In a 2018 report published in the Lancet, researchers determined that when police officers in the US kill unarmed black people, it damages the mental health of black Americans living in the same states.
The study, which analyzed mental health survey data against a database of police shootings to survey respondents, suggested the trauma could result in 55 million more poor mental health days every year among black Americans.
“It’s really about all the kinds of insidious ways that structural racism can make people sick,” Atheendar S Venkataramani, a researcher, told the New York Times.

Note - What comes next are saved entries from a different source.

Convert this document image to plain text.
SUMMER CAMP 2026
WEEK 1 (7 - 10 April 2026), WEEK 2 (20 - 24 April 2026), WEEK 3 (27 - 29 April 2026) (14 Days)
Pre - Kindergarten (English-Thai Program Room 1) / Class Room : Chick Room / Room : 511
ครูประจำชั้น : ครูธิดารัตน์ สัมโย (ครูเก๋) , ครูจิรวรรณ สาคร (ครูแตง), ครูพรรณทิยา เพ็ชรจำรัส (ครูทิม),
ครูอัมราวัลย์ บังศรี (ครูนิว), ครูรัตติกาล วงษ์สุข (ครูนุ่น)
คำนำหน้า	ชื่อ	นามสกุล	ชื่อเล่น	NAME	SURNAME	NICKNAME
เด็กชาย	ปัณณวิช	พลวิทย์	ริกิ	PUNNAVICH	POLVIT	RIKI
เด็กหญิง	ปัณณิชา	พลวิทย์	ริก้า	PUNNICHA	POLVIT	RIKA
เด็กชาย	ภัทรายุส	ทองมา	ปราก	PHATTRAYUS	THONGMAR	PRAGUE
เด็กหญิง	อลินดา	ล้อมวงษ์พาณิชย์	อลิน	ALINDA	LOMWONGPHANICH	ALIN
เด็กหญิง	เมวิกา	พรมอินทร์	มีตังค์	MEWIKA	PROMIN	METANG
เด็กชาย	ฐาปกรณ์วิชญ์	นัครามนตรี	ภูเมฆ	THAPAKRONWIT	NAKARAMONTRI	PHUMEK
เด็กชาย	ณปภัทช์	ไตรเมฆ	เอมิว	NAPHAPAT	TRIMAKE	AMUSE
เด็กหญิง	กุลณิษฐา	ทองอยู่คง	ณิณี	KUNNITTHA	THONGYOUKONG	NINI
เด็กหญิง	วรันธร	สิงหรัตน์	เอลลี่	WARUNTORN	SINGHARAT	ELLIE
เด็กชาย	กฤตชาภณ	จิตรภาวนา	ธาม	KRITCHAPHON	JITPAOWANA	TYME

As in the cases of Arbery, Castile, and others, proponents of widely sharing video note that the footage can often spur action in the justice system, where it might not otherwise had been taken.
“We’ve seen this movie before. The prosecutors that were against arrests in the first place are only going to the Grand Jury now because they have been outed & forced to do so,” the author Dr Avis Jones-Deweever wrote on Twitter.
“They will now intentionally undermine the process so as to result in no charges,” she added.”
Criminal charges, and subsequent convictions, for active and retired law enforcement are rare.